Pemerintah Nigeria telah membantah karakterisasi yang menyeluruh itu dan belum memberikan tanggapan segera terhadap ancaman tersebut. Para pejabat menyoroti upaya yang sedang berlangsung untuk mengatasi ketidakamanan yang mempengaruhi orang-orang dari semua agama. Presiden Bola Ahmed Tinubu mengatakan pemerintahannya sedang bekerja untuk melindungi kebebasan beragama dan tidak mendukung penganiayaan. Dia menekankan jaminan konstitusi Nigeria untuk warga dari setiap agama dan mengatakan pemerintah berkomitmen untuk bekerja sama dengan komunitas internasional dalam perlindungan semua komunitas.

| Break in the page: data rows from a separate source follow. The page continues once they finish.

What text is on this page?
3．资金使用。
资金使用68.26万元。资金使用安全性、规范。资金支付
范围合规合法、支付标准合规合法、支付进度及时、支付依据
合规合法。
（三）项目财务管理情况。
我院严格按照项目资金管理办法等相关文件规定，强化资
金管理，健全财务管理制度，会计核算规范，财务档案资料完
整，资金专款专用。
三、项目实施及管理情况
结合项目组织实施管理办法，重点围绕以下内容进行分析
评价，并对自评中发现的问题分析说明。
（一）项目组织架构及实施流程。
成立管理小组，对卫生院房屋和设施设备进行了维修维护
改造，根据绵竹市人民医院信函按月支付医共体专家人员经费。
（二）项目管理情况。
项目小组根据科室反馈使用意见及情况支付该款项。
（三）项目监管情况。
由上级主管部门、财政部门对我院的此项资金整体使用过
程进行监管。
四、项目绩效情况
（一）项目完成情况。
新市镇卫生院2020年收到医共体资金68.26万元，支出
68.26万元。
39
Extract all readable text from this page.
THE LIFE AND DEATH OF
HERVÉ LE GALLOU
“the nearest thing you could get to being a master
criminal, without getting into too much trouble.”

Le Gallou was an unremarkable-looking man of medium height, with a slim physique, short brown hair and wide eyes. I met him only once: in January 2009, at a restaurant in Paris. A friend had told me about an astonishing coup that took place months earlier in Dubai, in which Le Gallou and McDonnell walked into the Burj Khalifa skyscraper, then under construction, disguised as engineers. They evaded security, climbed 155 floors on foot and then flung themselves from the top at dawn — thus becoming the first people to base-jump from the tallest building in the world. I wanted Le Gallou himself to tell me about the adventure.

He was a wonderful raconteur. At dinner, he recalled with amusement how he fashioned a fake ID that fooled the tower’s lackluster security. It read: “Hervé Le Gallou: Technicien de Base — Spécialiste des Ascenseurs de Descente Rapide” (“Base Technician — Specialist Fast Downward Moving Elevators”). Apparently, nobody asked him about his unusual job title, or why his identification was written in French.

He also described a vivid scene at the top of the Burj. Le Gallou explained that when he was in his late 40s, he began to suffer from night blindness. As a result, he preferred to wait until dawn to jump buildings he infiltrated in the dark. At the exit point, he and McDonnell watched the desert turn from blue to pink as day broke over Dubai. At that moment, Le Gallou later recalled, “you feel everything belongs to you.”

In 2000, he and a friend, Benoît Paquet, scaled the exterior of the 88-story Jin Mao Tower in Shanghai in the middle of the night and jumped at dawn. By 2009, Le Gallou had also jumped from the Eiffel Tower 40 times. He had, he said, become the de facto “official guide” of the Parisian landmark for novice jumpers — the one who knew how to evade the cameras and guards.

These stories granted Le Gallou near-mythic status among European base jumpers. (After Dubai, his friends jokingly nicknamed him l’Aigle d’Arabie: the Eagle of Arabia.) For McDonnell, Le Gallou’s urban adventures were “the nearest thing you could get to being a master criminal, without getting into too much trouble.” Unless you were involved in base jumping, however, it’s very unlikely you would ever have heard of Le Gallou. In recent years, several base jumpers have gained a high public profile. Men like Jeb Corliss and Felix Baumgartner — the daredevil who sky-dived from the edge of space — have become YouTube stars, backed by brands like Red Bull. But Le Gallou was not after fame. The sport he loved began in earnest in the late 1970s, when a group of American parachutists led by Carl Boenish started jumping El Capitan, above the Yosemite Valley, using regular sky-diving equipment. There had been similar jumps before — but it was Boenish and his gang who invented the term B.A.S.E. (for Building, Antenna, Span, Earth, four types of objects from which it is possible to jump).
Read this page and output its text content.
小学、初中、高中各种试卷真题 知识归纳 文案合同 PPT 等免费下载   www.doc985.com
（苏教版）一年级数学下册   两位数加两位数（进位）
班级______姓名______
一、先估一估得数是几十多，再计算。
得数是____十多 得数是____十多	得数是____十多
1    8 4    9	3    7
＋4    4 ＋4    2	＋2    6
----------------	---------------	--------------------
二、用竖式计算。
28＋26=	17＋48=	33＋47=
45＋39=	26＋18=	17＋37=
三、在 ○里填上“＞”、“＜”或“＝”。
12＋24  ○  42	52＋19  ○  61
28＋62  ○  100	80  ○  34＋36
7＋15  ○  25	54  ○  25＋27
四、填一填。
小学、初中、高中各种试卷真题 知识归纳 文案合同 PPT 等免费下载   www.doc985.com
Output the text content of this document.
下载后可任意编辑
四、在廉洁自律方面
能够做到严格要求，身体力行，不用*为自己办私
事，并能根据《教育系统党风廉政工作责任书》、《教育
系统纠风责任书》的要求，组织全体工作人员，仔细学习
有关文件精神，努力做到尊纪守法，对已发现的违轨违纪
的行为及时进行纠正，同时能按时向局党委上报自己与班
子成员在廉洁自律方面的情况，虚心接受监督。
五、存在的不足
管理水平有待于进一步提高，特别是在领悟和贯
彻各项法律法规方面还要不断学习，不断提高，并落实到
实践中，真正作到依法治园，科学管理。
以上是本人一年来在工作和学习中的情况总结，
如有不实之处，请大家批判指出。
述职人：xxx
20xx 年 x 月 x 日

Seorang juru bicara kementerian luar negeri Nigeria mengulangi bahwa pemerintah federal akan membela setiap warga negara tanpa memandang ras, keyakinan, atau agama, dan merayakan keragaman negara sebagai suatu kekuatan.
Kelompok hak asasi manusia mendorong lebih banyak tindakan untuk mengatasi kekerasan, termasuk serangan oleh kelompok bersenjata, tapi banyak ahli memperingatkan bahwa melabeli kerusuhan sebagai kampanye “genosida Kristen” adalah sebuah penyederhanaan. Daftar terbaru oleh Departemen Luar Negeri AS yang memantau penganiayaan berbasis agama juga telah menarik perhatian.
Semoga Allah melindungi yang tidak bersalah dan membimbing para pemimpin untuk merespons dengan adil dan bijaksana. Tolong ingat mereka yang terdampak dalam doamu.